リゲッタ「ルーペインソール」。1650円。写真は公式HPよりこんにちは、シューフィッター佐藤靖青(旧・こまつ)です。靴の設計、リペア、フィッティングの経験と知識を生かし、革靴からスニーカーまで、知られざる靴のイロハをみなさまにお伝えしていこうと思います。
気に入った靴がいまいち合わない、疲れると思ったら、インソールを替えると高確率で解決します。靴というものは革靴でもスニーカーでも安全靴でも、「縦のサイズと幅」しか選べません。一番足に触れる部分は人それぞれなので、ここをカスタムしないのは本当にもったいない。うれしいことに今の靴は安いものでもインソールが差し替えられる仕組みになっているので、靴探しで延々と苦労するよりインソールを替えてみましょう。
とはいえ、インソールは100均にもあれば本格スポーツ店で一万円以上のものもあり、どれを選んでいいかわからない方が多いはず。不景気な世の中、ショップは大きな声で「高価な製品でなくても高機能なものはあります」と発信できないこともあり、今回はインソール初心者でも手出しがしやすい、リーズナブルだけれどしっかり効果を感じられるインソールを厳選して紹介します。
◆革靴もコンバースも快適に。リゲッタの薄型インソールが激推し
超実力派・低価格ならまずリゲッタ「ルーペインソール」(1650円)。リゲッタは、もともとコンフォートシューズを製作している日本の靴メーカーですが、インソールでも隠れた名品として有名です。代表作が「ルーペインソール」です。世間一般のイメージとは違い、かかと〜ふまずまでの半分しかありません。半分で十分なんです。特徴はひとこと、薄い。薄いのに硬くて弾力があり、足裏を「ガシッ」とつかんでくれます。つま先側に干渉しないので、靴の上から乗せるだけでもきつくなりません。革靴やコンバース、ローテクスニーカーなどの「インソールが取れないもの」ならリゲッタの出番です。全体が硬化ゴム(TPR・サーモプラスチックラバー)なので靴の中でも滑りません。
足が疲れる、どこかフィットしないのは、骨が靴に密着せず隙間が空いていることがほとんどです。そこをうまく埋めてくれるのがリゲッタです。ルーペみたいに穴が開いているのも、かかとの骨がピンポイントでぴったり収まるためです。手のひらサイズのこんな小さいもので本当に変わるの?と思われがちですが、骨とふまずの根元が乗って体重をしっかり支えます。必然的に足の接地面積が広がるので、疲労感は格段に減ります。余分なものを徹底的に省いた「引き算の機能美」です。水洗いも可能。これで1650円というのは衝撃価格です。

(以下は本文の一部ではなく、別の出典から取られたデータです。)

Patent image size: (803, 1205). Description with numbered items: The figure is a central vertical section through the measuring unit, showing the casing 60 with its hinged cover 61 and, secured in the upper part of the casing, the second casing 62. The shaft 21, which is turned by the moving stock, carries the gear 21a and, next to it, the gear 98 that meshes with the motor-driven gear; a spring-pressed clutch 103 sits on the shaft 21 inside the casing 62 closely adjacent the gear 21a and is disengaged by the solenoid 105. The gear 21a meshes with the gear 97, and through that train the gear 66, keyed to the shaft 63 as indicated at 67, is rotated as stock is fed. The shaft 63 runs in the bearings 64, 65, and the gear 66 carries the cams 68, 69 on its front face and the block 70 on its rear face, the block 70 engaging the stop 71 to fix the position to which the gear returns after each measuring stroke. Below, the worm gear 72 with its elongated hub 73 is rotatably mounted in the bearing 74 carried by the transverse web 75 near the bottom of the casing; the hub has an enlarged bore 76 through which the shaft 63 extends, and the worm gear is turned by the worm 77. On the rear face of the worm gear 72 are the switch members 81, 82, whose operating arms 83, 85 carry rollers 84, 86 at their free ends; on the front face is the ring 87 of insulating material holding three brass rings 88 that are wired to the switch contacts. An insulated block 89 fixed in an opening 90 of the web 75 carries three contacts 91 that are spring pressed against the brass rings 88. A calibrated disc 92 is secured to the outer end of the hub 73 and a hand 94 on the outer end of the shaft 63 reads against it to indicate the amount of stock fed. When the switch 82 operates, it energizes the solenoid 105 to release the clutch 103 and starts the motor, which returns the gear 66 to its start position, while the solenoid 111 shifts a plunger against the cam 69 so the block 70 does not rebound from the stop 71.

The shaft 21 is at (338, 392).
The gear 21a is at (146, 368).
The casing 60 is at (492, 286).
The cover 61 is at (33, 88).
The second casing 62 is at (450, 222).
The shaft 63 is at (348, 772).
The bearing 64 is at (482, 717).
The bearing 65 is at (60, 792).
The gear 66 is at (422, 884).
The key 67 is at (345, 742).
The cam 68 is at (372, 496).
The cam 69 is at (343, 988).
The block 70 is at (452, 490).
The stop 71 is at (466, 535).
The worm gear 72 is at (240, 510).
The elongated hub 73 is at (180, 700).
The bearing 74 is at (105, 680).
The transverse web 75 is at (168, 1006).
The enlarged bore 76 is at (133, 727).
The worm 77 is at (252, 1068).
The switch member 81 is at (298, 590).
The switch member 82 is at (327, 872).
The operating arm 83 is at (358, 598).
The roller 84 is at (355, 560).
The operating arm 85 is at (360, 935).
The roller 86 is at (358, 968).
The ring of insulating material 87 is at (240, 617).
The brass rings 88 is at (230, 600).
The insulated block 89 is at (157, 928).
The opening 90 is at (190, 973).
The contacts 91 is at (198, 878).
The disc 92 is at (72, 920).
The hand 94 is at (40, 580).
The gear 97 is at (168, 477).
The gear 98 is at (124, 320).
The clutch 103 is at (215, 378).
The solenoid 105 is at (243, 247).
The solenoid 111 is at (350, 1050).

◆ビジカジでもスニーカーでも無双。2200円で手に入る最強インソール
低価格で高スペックなら口コミでも大人気なのが、ニューバランス「サポーティブリバウンドインソール」(2200円)。これは名作です。スニーカーやビジネスカジュアルでインソールが取り外せるものはこれに差し替えると無双です。ニューバランスは120年以上の歴史がありますが、スタートは靴ではなくインソール会社でした。スポーツメーカーは無数にありますが、ここまでインソールに注力しているブランドはニューバランスがダントツです。靴とは別に、インソールだけでも1000円台から1万円弱のものまで随時数種類を販売していますが、個人的には2200円のこれ一択で十分です。オレンジ色のパーツが硬化プラスチックでできており、リゲッタと同様にかかと周り〜ふまずの根元をピンポイントでサポート。かかとのぐらつきがなくなります。かかとがぐらつくと確実に全身もぐらついて、無意識に足の裏に力が入るので非常に疲れます。
かなり歩く、走る方には本当におすすめ。表面のグレーの部分が帝人の「ナノフロント」を採用しており、グリップもすさまじいです。髪の毛の7500分の1の細さの繊維で編まれているので、表面積を最大限に生かします。巻き爪や指先のトラブルで悩んでいる方には特におすすめです。ニューバランスの旗艦店まで行かなくても、実はABCマートにいつでも置いてあるので、気になったらすぐに試せます。
ABCマートではたいていレジの隣に配置されており、ニューバランスのインソールはこれしか置いていないので迷う心配も皆無です。ニューバランスのインソールだからニューバランスにしか使えないと勘違いされやすいですが、そんな心配は全くありません。インソールが脱着できる靴であれば、ブランドに関係なくほぼ応用可能です。
◆梅雨の足元に安心を。腰に優しいインソールのダークホース
これから梅雨の季節です。通勤や仕事でゴム長靴を履くなら必須アイテム。日本野鳥の会「ソールラックサポート」(1870円)。このインソールは一般にあまり知られていませんが、あるのとないのとで大違いです。ひっくり返すと裏にかなりしっかりしたプラスチックのプレートがついています。
ゴム長靴や、レストランのキッチン用の厨房シューズで腰を痛める方は本当に多いです。靴の製法上、型にゴムを流し込むので、無駄に靴がぐにゃぐにゃと曲がります。踏ん張ることができないので、足にかかるべき力が方向を見失い、知らないうちにぎっくり腰を起こすこともあります。そういった惨事を防ぐには、このインソールが抜群の効果を発揮します。プレートの上に足の骨と体重がしっかり乗るので、自然に踏ん張ることができ、疲労感は段違いです。安全靴で作業される方にも良いですね。
注意点がひとつ、サイズがやや小さめです。野鳥の会のゴム長靴に合わせた設計なので、履いている長靴より少し大きめのサイズを選んでください。筆者の靴のサイズは28.0cmですが、一番大きいサイズでもやや小さめでした。目安として、靴のサイズが27cmくらいまでの方におすすめです。
◆インソール選びの注意点
110円〜3000円くらいのインソールの99%は「クッション」が謳い文句ですが、ほぼ効果はありません。靴本体で十分にクッションは効いているので、疲れるとしたら原因は「ぐらつき」です。クッションにクッションを重ねるとぐらつきも倍になるので、かえってケガの原因にもなります。宣伝文句に惑わされないように、賢く選んでください。